Democrats are prepared to impeach President Trump once again for his role in inciting a violent mob of his supporters, which overwhelmed police Wednesday and burst into the Capitol Building where U.S. lawmakers were meeting inside.
But with President-elect Joe Biden's inauguration less than two weeks away, it begs questions about how long the process could take, what it would look like and if it would result in any significant action against the president.
Democrats say they are ready to initiate impeachment early next week if Vice President Pence does not invoke the 25th Amendment to remove the president.
“Republicans in Congress need to … call on Trump to depart his office – immediately,” House Speaker Nancy Pelosi said in a statement Thursday. “If the President does not leave office imminently and willingly, the Congress will proceed with our action.”
While it’s doubtful that the full process, including a Senate trial, will be complete by the date of Biden’s inauguration, Trump would be the first president to be impeached twice if the Democrats’ effort is successful.
House Democrats have talked about bringing the articles of impeachment directly to the floor, bypassing the House Judiciary Committee and other in-between steps, potentially speeding up the process by several weeks.
Speaker Pelosi said the move has her party’s support, meaning the House of Representatives could impeach the president as soon as the end of next week, depending on when Democrats start the process.
The timeline in the Senate — which decides whether to remove a president from office after impeachment —is less certain.

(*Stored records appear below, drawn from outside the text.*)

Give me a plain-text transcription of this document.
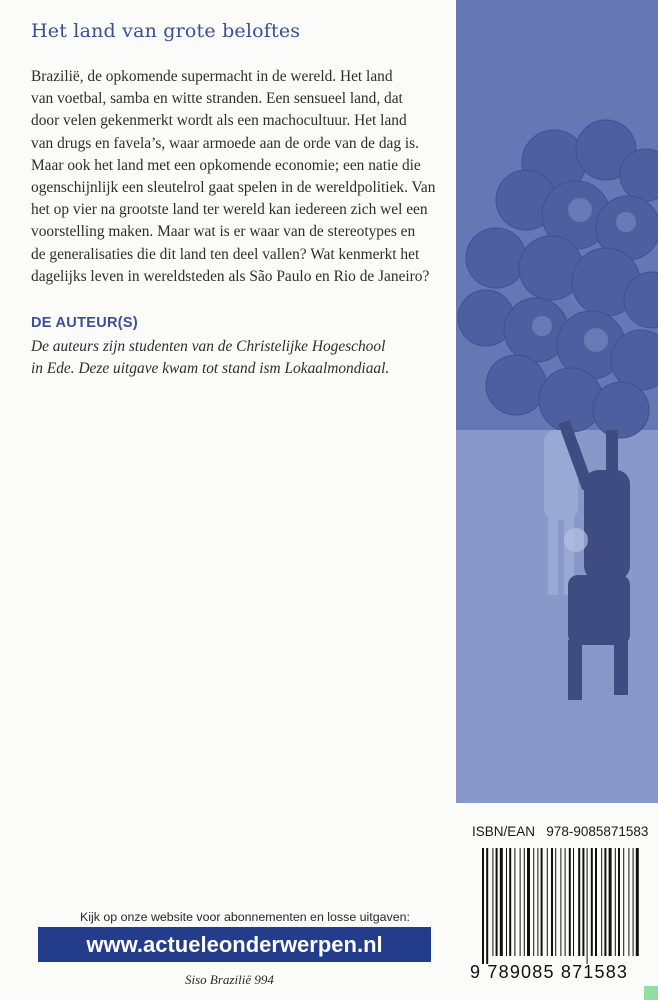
Het land van grote beloftes
Brazilië, de opkomende supermacht in de wereld. Het land
van voetbal, samba en witte stranden. Een sensueel land, dat
door velen gekenmerkt wordt als een machocultuur. Het land
van drugs en favela’s, waar armoede aan de orde van de dag is.
Maar ook het land met een opkomende economie; een natie die
ogenschijnlijk een sleutelrol gaat spelen in de wereldpolitiek. Van
het op vier na grootste land ter wereld kan iedereen zich wel een
voorstelling maken. Maar wat is er waar van de stereotypes en
de generalisaties die dit land ten deel vallen? Wat kenmerkt het
dagelijks leven in wereldsteden als São Paulo en Rio de Janeiro?
DE AUTEUR(S)
De auteurs zijn studenten van de Christelijke Hogeschool
in Ede. Deze uitgave kwam tot stand ism Lokaalmondiaal.
ISBN/EAN 978-9085871583
9 789085 871583
Kijk op onze website voor abonnementen en losse uitgaven:
www.actueleonderwerpen.nl
Siso Brazilië 994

In modern history, full proceedings have taken about two months.
“We’ve never been here before,” said Professor Susan Low Bloch, a constitutional law professor at Georgetown University. “It would all be all unprecedented.”
When President Trump was impeached in 2019, Democrats first unveiled the articles on Dec. 10, but the Senate trial didn’t formally begin until Jan. 16, and the president was finally acquitted on Feb. 5. Former President Bill Clinton’s impeachment followed a similar timeline.
If the House does indeed approve the articles of impeachment next week, the Senate must hold a trial right away to decide whether to remove the president from office. But the chamber, which is still under Republican control, “enjoys broad discretion” over what the trial looks like.
Last year, after a few days of procedure, the trial rules alone received a full day of debate and a vote. Senate Majority Leader McConnell set aside four full days for arguments. The entire trial officially took 21 days.
It’s unlikely that the Senate will move quickly enough to reach a vote on whether to convict the President by Jan 20. But the process could put pressure on Republicans in the meantime.
“I think that’s the point of all this — to try and get the Senate to get him to step down before they make it literally illegal for him to run again,” Bloch said.
Barring an official from holding public office after impeachment has precedent dating back to 1862, when the Senate both convicted federal district judge West H. Humphreys and voted to disqualify him from future office.
In the past, the vote to block someone from future office has been separated from the vote on conviction. Democrats hope that will attract Senate Republicans’ support, especially those with presidential hopes.
Based on precedent, the Senate would only need a simple majority to block President Trump from future office — which amounts to the added support of one to three Republicans, depending on when Georgia’s newly-elected senators are sworn in — instead of the two-thirds vote required to remove someone from office.
Another important thing to note: President Trump could still face criminal charges for inciting violence Wednesday, whether he is removed from office or not.
“The Senate’s power to convict and remove individuals from office … does not overlap with criminal remedies for misconduct,” a government report on the topic reads.
It’s highly unlikely. The timeline alone makes it hard to imagine a full Senate trial taking place by the time Biden is set to take his oath of office.
In addition, there’s little chance that enough Republican senators would cross the aisle to vote in favor of the President’s removal. At least one, Senator Ben Sasse of Nebraska, said he would “consider” it.
"The House, if they come together and have a process, I will definitely consider whatever articles they might move,” Sasse told CBS This Morning.
Others have warned against impeachment altogether, saying it would backfire.
“If Speaker Pelosi pushes impeachment in the last days of the Trump presidency it will do more harm than good,” Sen. Lindsey Graham (R-SC) wrote on Twitter.
“Any attempt to impeach President Trump would not only be unsuccessful in the Senate but would be a dangerous precedent for the future of the presidency,” Graham added.
It’s unclear. The Constitution outlines the process for impeachment and removal from office, but it doesn’t require a specific timeline or mention whether the process should end when a president leaves.
“I don’t think anyone contemplated that when they were writing the Constitution,” Professor Bloch said. “I would hazard a guess that there would be no point in continuing after that.”
Once Biden is inaugurated, President Trump will become a private citizen. When former President Richard Nixon resigned in the summer of 1974, his impeachment did not continue, even though some articles had already passed the House
It’s quite possible that Congress could choose to end the process and move on after Biden takes the oath. Still, the president would not be immune to criminal charges related to his conduct while in office.